Breaking in the breakouts

Elise Haulund's experience with Zoom breakout rooms highlight new challenges with group projects

Illustration+by+Katelyn+Perry

Illustration by Katelyn Perry

“Hello?” I say awkwardly as I join my breakout room. Unfortunately, I’m met with crickets. I try a friendly smile, but to no avail. All four of my new group-mates sit there, staring at me with not-so-enthusiastic expressions, thankful they weren’t the first ones to break the silence.

Finally, someone takes their microphone off of mute.

“Hi,” they say, before immediately fleeing back into the comfort of the mute button. 

As I sit at my desk, I ponder how I am to finish this assignment. Group projects were hard enough when I could talk directly to my group to discuss the parameters, make a game plan and occasionally nag them.
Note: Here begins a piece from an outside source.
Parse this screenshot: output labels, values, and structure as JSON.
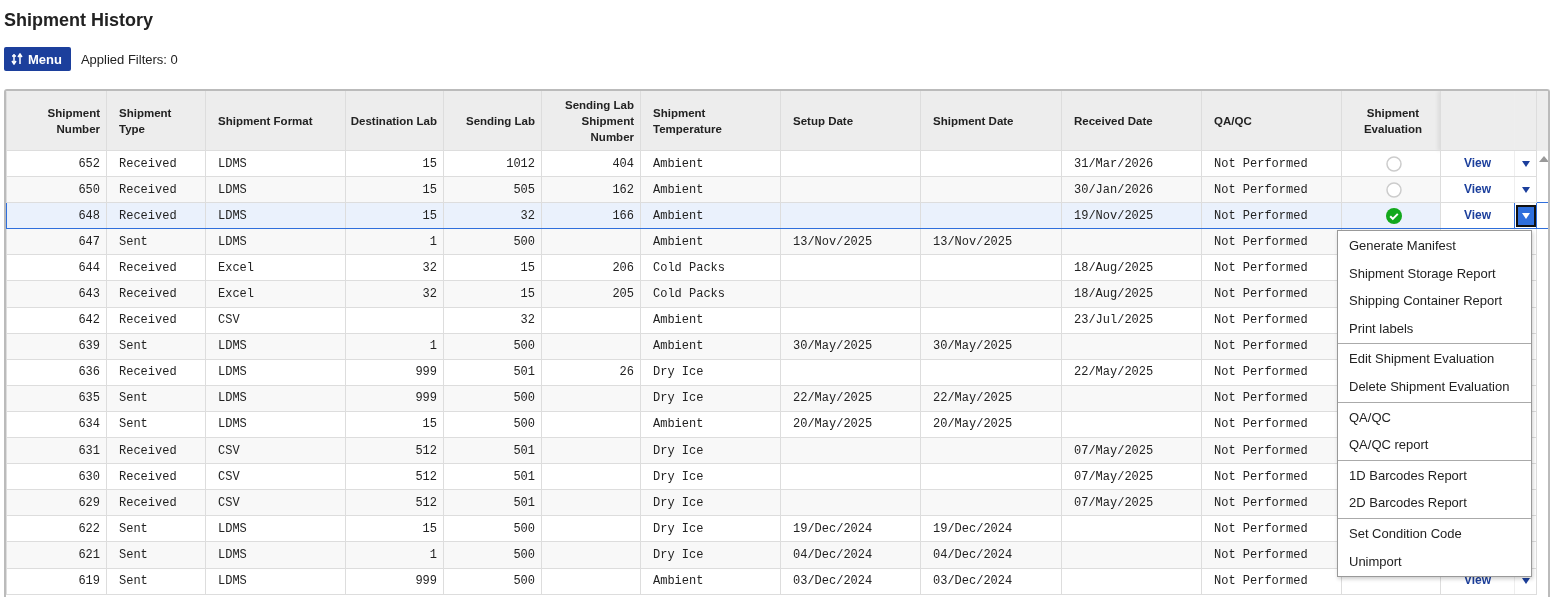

Add on the ability for students to simply turn off their mic, and it’s not looking great for the future of group assignments.

In talking to my friends, I’ve noticed this is a common theme in breakout rooms—the uncomfortable moment where no one speaks, the extra effort to maintain some level of group cohesion and the “if it wasn’t so sad, it would be funny” consensus of this being our reality at the moment.

Thankfully, my group fell into a rhythm of doing our own thing and putting it all together in the end, but it kind of defeats the purpose of group work in the first place, doesn’t it?